Однажды Мартленд в минуту несдержанности поделился со мной сведениями о «Сельской больнице», после чего кошмарные сны не отпускали меня несколько ночей.
— Нет, нет, нет и ещё раз нет! — жизнерадостно вскричал я. — Я ни за что не осмелюсь утруждать вас, ребята, столь долгой прогулкой.
— Ну что ж, — произнёс Страхолюдина-II, впервые открыв рот. — Как тогда насчёт вашей собственной сельской дачки возле Стоук-Поджис?
Должен признаться, тут я самую малость мог побледнеть. Моя частная жизнь — книга, открытая для всех и каждого, но я всё же пребывал в убеждении, что «Поссет» — убежище, ведомое лишь нескольким моим ближайшим друзьям. Там нет того, что можно счесть незаконным, однако я сам держу там кое-какое оборудование, которое кое-кто мог бы счесть фривольным. Немножко в духе мистера Норриса — ну, сами понимаете.
— Сельский домик? — парировал я, быстрый как молния. — Сельскидомик сельскидомик сельскидомик?
— Именно, сэр, — подтвердил Страхолюдина-II.
— Милый и уединённый, — съязвил его простодушный партнер.

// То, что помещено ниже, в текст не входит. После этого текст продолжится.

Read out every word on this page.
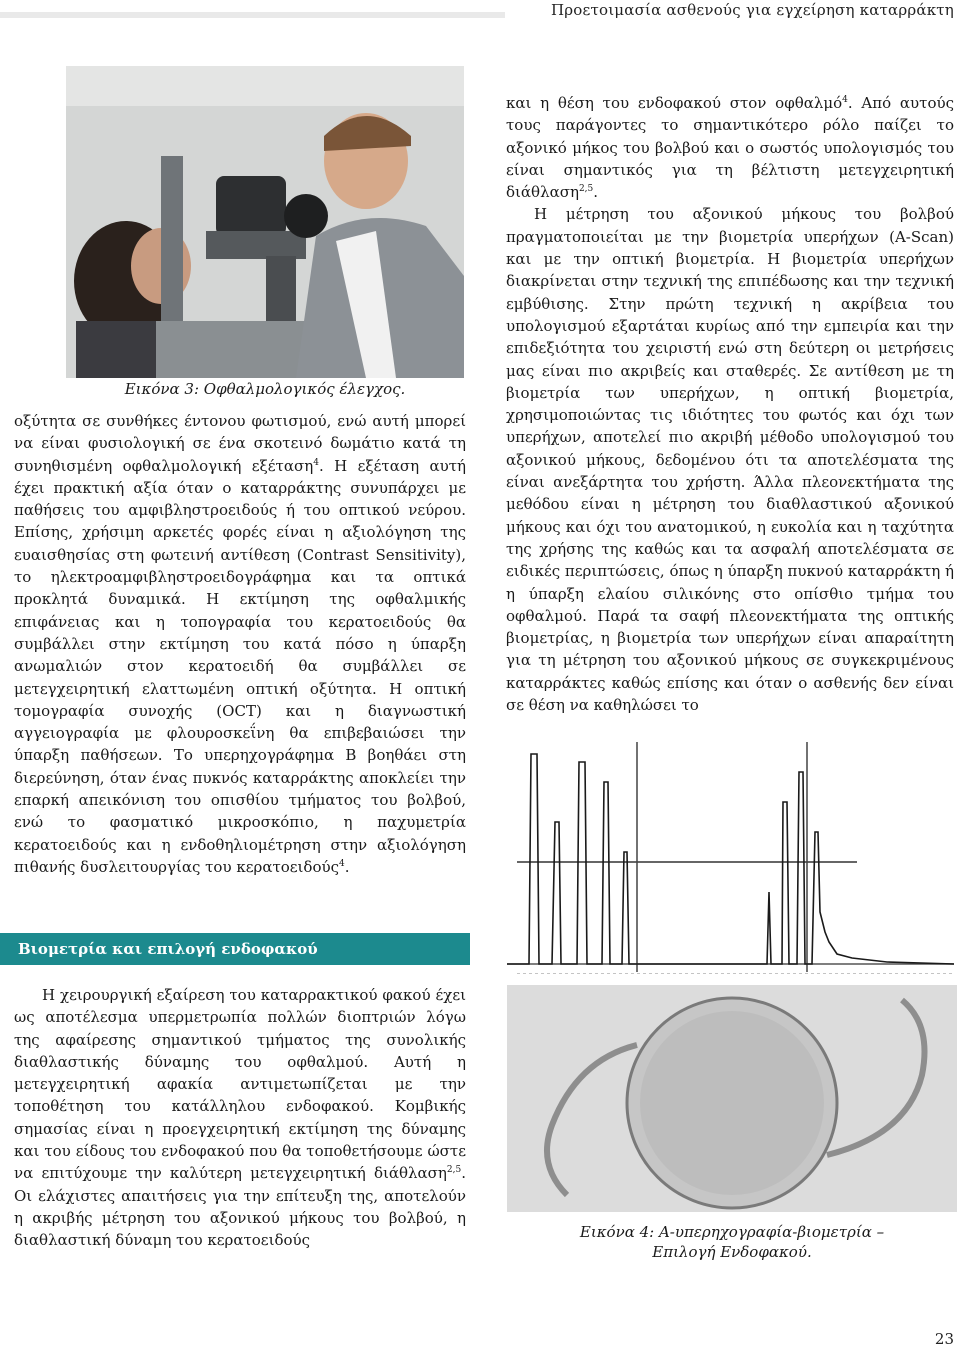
Προετοιμασία ασθενούς για εγχείρηση καταρράκτη

Εικόνα 3: Οφθαλμολογικός έλεγχος.

οξύτητα σε συνθήκες έντονου φωτισμού, ενώ αυτή μπορεί να είναι φυσιολογική σε ένα σκοτεινό δωμάτιο κατά τη συνηθισμένη οφθαλμολογική εξέταση$^4$. Η εξέταση αυτή έχει πρακτική αξία όταν ο καταρράκτης συνυπάρχει με παθήσεις του αμφιβληστροειδούς ή του οπτικού νεύρου. Επίσης, χρήσιμη αρκετές φορές είναι η αξιολόγηση της ευαισθησίας στη φωτεινή αντίθεση (Contrast Sensitivity), το ηλεκτροαμφιβληστροειδογράφημα και τα οπτικά προκλητά δυναμικά. Η εκτίμηση της οφθαλμικής επιφάνειας και η τοπογραφία του κερατοειδούς θα συμβάλλει στην εκτίμηση του κατά πόσο η ύπαρξη ανωμαλιών στον κερατοειδή θα συμβάλλει σε μετεγχειρητική ελαττωμένη οπτική οξύτητα. Η οπτική τομογραφία συνοχής (OCT) και η διαγνωστική αγγειογραφία με φλουροσκεΐνη θα επιβεβαιώσει την ύπαρξη παθήσεων. Το υπερηχογράφημα Β βοηθάει στη διερεύνηση, όταν ένας πυκνός καταρράκτης αποκλείει την επαρκή απεικόνιση του οπισθίου τμήματος του βολβού, ενώ το φασματικό μικροσκόπιο, η παχυμετρία κερατοειδούς και η ενδοθηλιομέτρηση στην αξιολόγηση πιθανής δυσλειτουργίας του κερατοειδούς$^4$.

Βιομετρία και επιλογή ενδοφακού

Η χειρουργική εξαίρεση του καταρρακτικού φακού έχει ως αποτέλεσμα υπερμετρωπία πολλών διοπτριών λόγω της αφαίρεσης σημαντικού τμήματος της συνολικής διαθλαστικής δύναμης του οφθαλμού. Αυτή η μετεγχειρητική αφακία αντιμετωπίζεται με την τοποθέτηση του κατάλληλου ενδοφακού. Κομβικής σημασίας είναι η προεγχειρητική εκτίμηση της δύναμης και του είδους του ενδοφακού που θα τοποθετήσουμε ώστε να επιτύχουμε την καλύτερη μετεγχειρητική διάθλαση$^{2,5}$. Οι ελάχιστες απαιτήσεις για την επίτευξη της, αποτελούν η ακριβής μέτρηση του αξονικού μήκους του βολβού, η διαθλαστική δύναμη του κερατοειδούς

και η θέση του ενδοφακού στον οφθαλμό$^4$. Από αυτούς τους παράγοντες το σημαντικότερο ρόλο παίζει το αξονικό μήκος του βολβού και ο σωστός υπολογισμός του είναι σημαντικός για τη βέλτιστη μετεγχειρητική διάθλαση$^{2,5}$.

Η μέτρηση του αξονικού μήκους του βολβού πραγματοποιείται με την βιομετρία υπερήχων (A-Scan) και με την οπτική βιομετρία. Η βιομετρία υπερήχων διακρίνεται στην τεχνική της επιπέδωσης και την τεχνική εμβύθισης. Στην πρώτη τεχνική η ακρίβεια του υπολογισμού εξαρτάται κυρίως από την εμπειρία και την επιδεξιότητα του χειριστή ενώ στη δεύτερη οι μετρήσεις μας είναι πιο ακριβείς και σταθερές. Σε αντίθεση με τη βιομετρία των υπερήχων, η οπτική βιομετρία, χρησιμοποιώντας τις ιδιότητες του φωτός και όχι των υπερήχων, αποτελεί πιο ακριβή μέθοδο υπολογισμού του αξονικού μήκους, δεδομένου ότι τα αποτελέσματα της είναι ανεξάρτητα του χρήστη. Άλλα πλεονεκτήματα της μεθόδου είναι η μέτρηση του διαθλαστικού αξονικού μήκους και όχι του ανατομικού, η ευκολία και η ταχύτητα της χρήσης της καθώς και τα ασφαλή αποτελέσματα σε ειδικές περιπτώσεις, όπως η ύπαρξη πυκνού καταρράκτη ή η ύπαρξη ελαίου σιλικόνης στο οπίσθιο τμήμα του οφθαλμού. Παρά τα σαφή πλεονεκτήματα της οπτικής βιομετρίας, η βιομετρία των υπερήχων είναι απαραίτητη για τη μέτρηση του αξονικού μήκους σε συγκεκριμένους καταρράκτες καθώς επίσης και όταν ο ασθενής δεν είναι σε θέση να καθηλώσει το

Εικόνα 4: Α-υπερηχογραφία-βιομετρία –
Επιλογή Ενδοφακού.

23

После нескольких фальстартов я высказал предположение (теперь уже невозмутимо, обходительно, бесстрастно), что приятнее всего сейчас было бы сходить и навестить старину Мартленда: восхитительный парень, ходил со мной в одну школу. Похоже, они были счастливы принять любое моё предложение — и в следующий же миг мы втроём уже грузились в случайно крейсирующее поблизости такси, и С-л-II бормотал на ушко таксисту адрес, как будто я не знал, где Мартленд обитает, так же хорошо, как собственный налоговый кодекс.

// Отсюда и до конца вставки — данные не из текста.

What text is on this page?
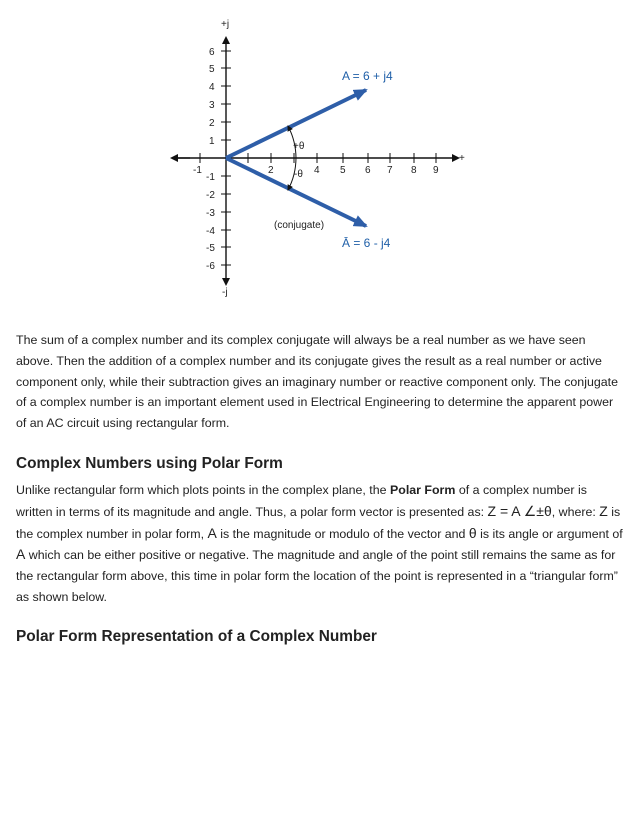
+j
-j
+
6
5
4
3
2
1
-1
-2
-3
-4
-5
-6
-1	2	4 5 6 7 8 9
A = 6 + j4
Ā = 6 - j4
+θ
-θ
(conjugate)

The sum of a complex number and its complex conjugate will always be a real number as we have seen above. Then the addition of a complex number and its conjugate gives the result as a real number or active component only, while their subtraction gives an imaginary number or reactive component only. The conjugate of a complex number is an important element used in Electrical Engineering to determine the apparent power of an AC circuit using rectangular form.

Complex Numbers using Polar Form

Unlike rectangular form which plots points in the complex plane, the Polar Form of a complex number is written in terms of its magnitude and angle. Thus, a polar form vector is presented as: Z = A ∠±θ, where: Z is the complex number in polar form, A is the magnitude or modulo of the vector and θ is its angle or argument of A which can be either positive or negative. The magnitude and angle of the point still remains the same as for the rectangular form above, this time in polar form the location of the point is represented in a “triangular form” as shown below.

Polar Form Representation of a Complex Number
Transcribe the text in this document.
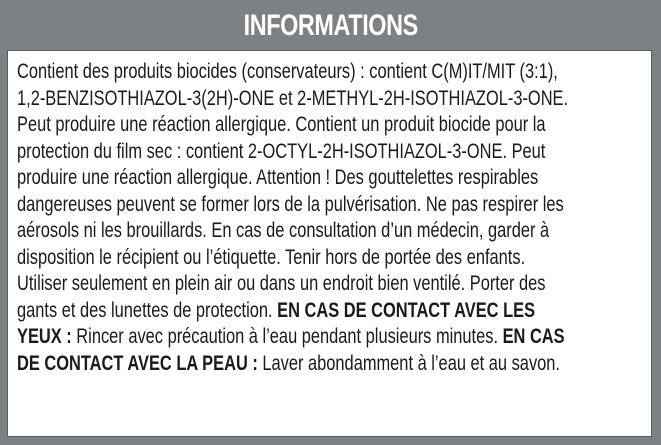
INFORMATIONS
Contient des produits biocides (conservateurs) : contient C(M)IT/MIT (3:1),
1,2-BENZISOTHIAZOL-3(2H)-ONE et 2-METHYL-2H-ISOTHIAZOL-3-ONE.
Peut produire une réaction allergique. Contient un produit biocide pour la
protection du film sec : contient 2-OCTYL-2H-ISOTHIAZOL-3-ONE. Peut
produire une réaction allergique. Attention ! Des gouttelettes respirables
dangereuses peuvent se former lors de la pulvérisation. Ne pas respirer les
aérosols ni les brouillards. En cas de consultation d’un médecin, garder à
disposition le récipient ou l’étiquette. Tenir hors de portée des enfants.
Utiliser seulement en plein air ou dans un endroit bien ventilé. Porter des
gants et des lunettes de protection. EN CAS DE CONTACT AVEC LES
YEUX : Rincer avec précaution à l’eau pendant plusieurs minutes. EN CAS
DE CONTACT AVEC LA PEAU : Laver abondamment à l’eau et au savon.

— Нортгемптон-парк, Кэнонбери? — хихикнул я. — С каких это пор старина Мартленд зовет его Кэнонбери?
Они оба улыбнулись мне — эдак по-доброму. Почти столь же гадко, сколь бывает культурная улыбка Джока. Температура моего тела упала чуть ли не на два градуса, я даже почувствовал. По Фаренгейту, разумеется, — зачем мне преувеличивать?
— Я имею в виду, это даже ещё не Ислингтон, — лопотал я диминуэндо, — скорее Ньюингтон-Грин, если вам небезынтересно моё мнение. То есть, что за смехотворное…
Тут я заметил, что интерьеру случайно крейсировавшего поблизости такси недостает некоторой обычной арматуры, вроде извещений о стоимости проезда, рекламных наклеек, дверных ручек. А имелись в нем зато радиотелефон и один наручник, приделанный к рым-болту в полу. Я несколько притих.
Похоже, они не считали, что наручник им понадобится; сидели и смотрели на меня задумчиво, почти доброжелательно, словно тетушки, желающие узнать, чего я хотел бы к чаю.
Мы подъехали к дому Мартленда как раз в тот миг, когда его «мини» в кружавчик продребезжала со стороны Боллз-Понд-роуд. Запарковалась она довольно неряшливо, после чего изрыгнула самого владельца, сердитого и насквозь промокшего.
Это было и хорошо, и плохо.
Хорошо, поскольку означало, что Мартленд не задержался при осаде моей квартиры: Джок со всей очевидностью замкнул мне все охранные системы в соответствии с инструкциями, и Мартленд, мастерски просочившись кинопленкой сквозь парадную дверь, наверняка был встречен моей сиреной «Лом-О-Взломщик Мод. IV» и могучими каскадами воды из автоматических противопожарных установок. Более того — затем в общее веселье влился пронзительно настойчивый звонок, закреплённый на недостижимой высоте на моём фасаде, а в полицейском участке на Хаф-Мун-стрит замигали огни — равно как и на Брутон-стрит, где располагается станция всемирно известной охранной организации, которую я всегда называю «Держи-Вора». Изящная камера-робот японского производства, делающая снимок в секунду, наверняка отщелкивала один кадр за другим из своего орлиного гнезда в потолочной люстре, но что хуже всего — вверх по лестнице уже летела мегера-консьержка, и злокачественный язык её щелкал, как пастуший бич буров.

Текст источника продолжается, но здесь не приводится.